San Rafael, Mendoza domingo 01 de agosto de 2021

La cosecha – Por:.Lic. Lucio Ravagnani Navarrete

Detrás de los enormes ventanales reforzados veíamos acercarse el fin. El enorme reloj digital, suspendido en medio la Sala Común, indicaba que el fenómeno llegaría en menos de cinco minutos. Desde donde estábamos, podían verse a otros grupos de familias que también contemplaban el horizonte oscurecido. Algunos lloraban en silencio, ahogando con la palma de la mano una tristeza que imploraba por salir de la garganta. Otros, de porte estoico y mirada imperturbable, se mantenían muy juntos y con la espalda recta. Estos últimos emanaban el sutil aroma de la culpa reprimida. Sin embargo, señalar culpables a esta altura sería una labor intrascendente. Quienes nos encontramos aquí estamos pagando el mismo precio. No hay descuento de expiación para nadie.

Nunca me consideré un romántico y mucho menos una persona melancólica. No me gustaba ahogarme en un mar de recuerdos mientras acariciaba las fotos en la pantalla de las redes sociales. Creo que el recuerdo llegó como llega el trueno de enero: sin previo aviso. No pensaba en nada y de golpe tenía frente a mis ojos bien abiertos el titular del último diario que alguna vez leí. “¡El último árbol no sintético del planeta se está secando!”, habían puesto en enormes letras negras que ocupaban casi toda la página. En la parte inferior, una foto estirada de forma horizontal mostraba la ramas esqueléticas y largas como los dedos de un muerto. Ese fue el punto de no retorno. Hasta ese momento, los más optimistas habían mantenido en alto el modesto estandarte de la esperanza. Para el final de aquel día, solo quedaba una profunda indignación y una honda tristeza.

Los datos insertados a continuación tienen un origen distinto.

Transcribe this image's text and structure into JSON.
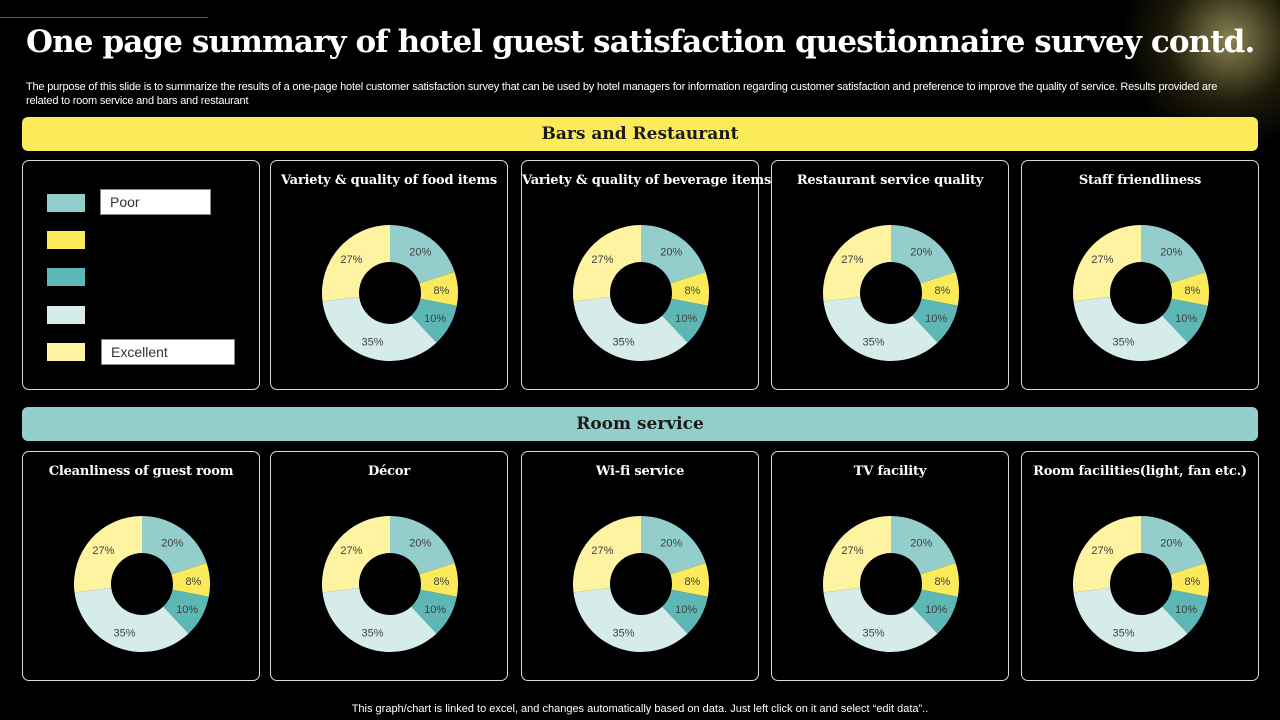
{
  "page": {
    "title": "One page summary of hotel guest satisfaction questionnaire survey contd.",
    "subtitle": "The purpose of this slide is to summarize the results of a one-page hotel customer satisfaction survey that can be used by hotel managers for information regarding customer satisfaction and preference to improve the quality of service. Results provided are related to room service and bars and restaurant",
    "footer": "This graph/chart is linked to excel,  and changes automatically based on data. Just left click on it and select “edit data”.."
  },
  "sections": {
    "bars": "Bars and Restaurant",
    "room": "Room service"
  },
  "legend": {
    "poor": "Poor",
    "excellent": "Excellent",
    "colors": [
      "#94CECC",
      "#FBEB5B",
      "#5DB7B5",
      "#D6ECEB",
      "#FDF3A0"
    ]
  },
  "slice_colors": [
    "#94CECC",
    "#FBEB5B",
    "#5DB7B5",
    "#D6ECEB",
    "#FDF3A0"
  ],
  "chart_data": [
    {
      "type": "pie",
      "title": "Variety  & quality  of food items",
      "categories": [
        "",
        "",
        "",
        "",
        ""
      ],
      "values": [
        20,
        8,
        10,
        35,
        27
      ],
      "labels": [
        "20%",
        "8%",
        "10%",
        "35%",
        "27%"
      ]
    },
    {
      "type": "pie",
      "title": "Variety  & quality  of beverage  items",
      "categories": [
        "",
        "",
        "",
        "",
        ""
      ],
      "values": [
        20,
        8,
        10,
        35,
        27
      ],
      "labels": [
        "20%",
        "8%",
        "10%",
        "35%",
        "27%"
      ]
    },
    {
      "type": "pie",
      "title": "Restaurant  service quality",
      "categories": [
        "",
        "",
        "",
        "",
        ""
      ],
      "values": [
        20,
        8,
        10,
        35,
        27
      ],
      "labels": [
        "20%",
        "8%",
        "10%",
        "35%",
        "27%"
      ]
    },
    {
      "type": "pie",
      "title": "Staff friendliness",
      "categories": [
        "",
        "",
        "",
        "",
        ""
      ],
      "values": [
        20,
        8,
        10,
        35,
        27
      ],
      "labels": [
        "20%",
        "8%",
        "10%",
        "35%",
        "27%"
      ]
    },
    {
      "type": "pie",
      "title": "Cleanliness  of guest room",
      "categories": [
        "",
        "",
        "",
        "",
        ""
      ],
      "values": [
        20,
        8,
        10,
        35,
        27
      ],
      "labels": [
        "20%",
        "8%",
        "10%",
        "35%",
        "27%"
      ]
    },
    {
      "type": "pie",
      "title": "Décor",
      "categories": [
        "",
        "",
        "",
        "",
        ""
      ],
      "values": [
        20,
        8,
        10,
        35,
        27
      ],
      "labels": [
        "20%",
        "8%",
        "10%",
        "35%",
        "27%"
      ]
    },
    {
      "type": "pie",
      "title": "Wi-fi service",
      "categories": [
        "",
        "",
        "",
        "",
        ""
      ],
      "values": [
        20,
        8,
        10,
        35,
        27
      ],
      "labels": [
        "20%",
        "8%",
        "10%",
        "35%",
        "27%"
      ]
    },
    {
      "type": "pie",
      "title": "TV facility",
      "categories": [
        "",
        "",
        "",
        "",
        ""
      ],
      "values": [
        20,
        8,
        10,
        35,
        27
      ],
      "labels": [
        "20%",
        "8%",
        "10%",
        "35%",
        "27%"
      ]
    },
    {
      "type": "pie",
      "title": "Room facilities(light,  fan etc.)",
      "categories": [
        "",
        "",
        "",
        "",
        ""
      ],
      "values": [
        20,
        8,
        10,
        35,
        27
      ],
      "labels": [
        "20%",
        "8%",
        "10%",
        "35%",
        "27%"
      ]
    }
  ]
}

Los hechos que le siguieron a la publicación del titular fueron los adoquines del camino que nos llevó hasta los grandes ventanales. Las naciones aceleraron la frenética carrera por la supervivencia de la especie, pero mantuvieron una elección elitista a la hora de confeccionar las listas. El fin inminente no era lo suficientemente fuerte para doblegar algunas virulentas concepciones humanas. Los ríos, lagos y demás fuentes de agua dulce fueron consumidos por el calor y la insaciable codicia de los poderosos. Las polis se cerraron sobre sí mismas y se desató el caos. Las distopías que profesaron aquellos grandes escritores del siglo XX quedaron chicas en comparación a la realidad. La vertiginosa carrera por la supervivencia se cobró innumerables vidas, pero al parecer nadie supo ver la ironía en eso. El afán por salvaguardar la civilización era llevado a cabo por gente que había olvidado qué significaba ser “civilizado” hacía ya muchos años.

Desde el punto más alto de la Torre N°8 las sirenas comenzaron a sonar. Su llanto no era extraño a los oídos que se habían acostumbrado al aviso del apocalipsis. Por supuesto que, incluso con el capítulo final escribiéndose frente a nuestra mirada fundida, la gran mayoría no aceptaba que todo aquello era solo culpa nuestra. Cada papel de caramelo arrojado a la vereda, cada lata de cerveza aplastada contra el césped, cada bolsa plástica arrojada al mar eran las piezas que confeccionaban el mosaico de nuestro fatídico destino. Me puse las manos en los bolsillos del único pantalón de jean que había rescatado en la huida y lancé otro suspiro.

“Siembra vientos…” pensé mientras caía sobre nosotros el azote de las últimas tempestades.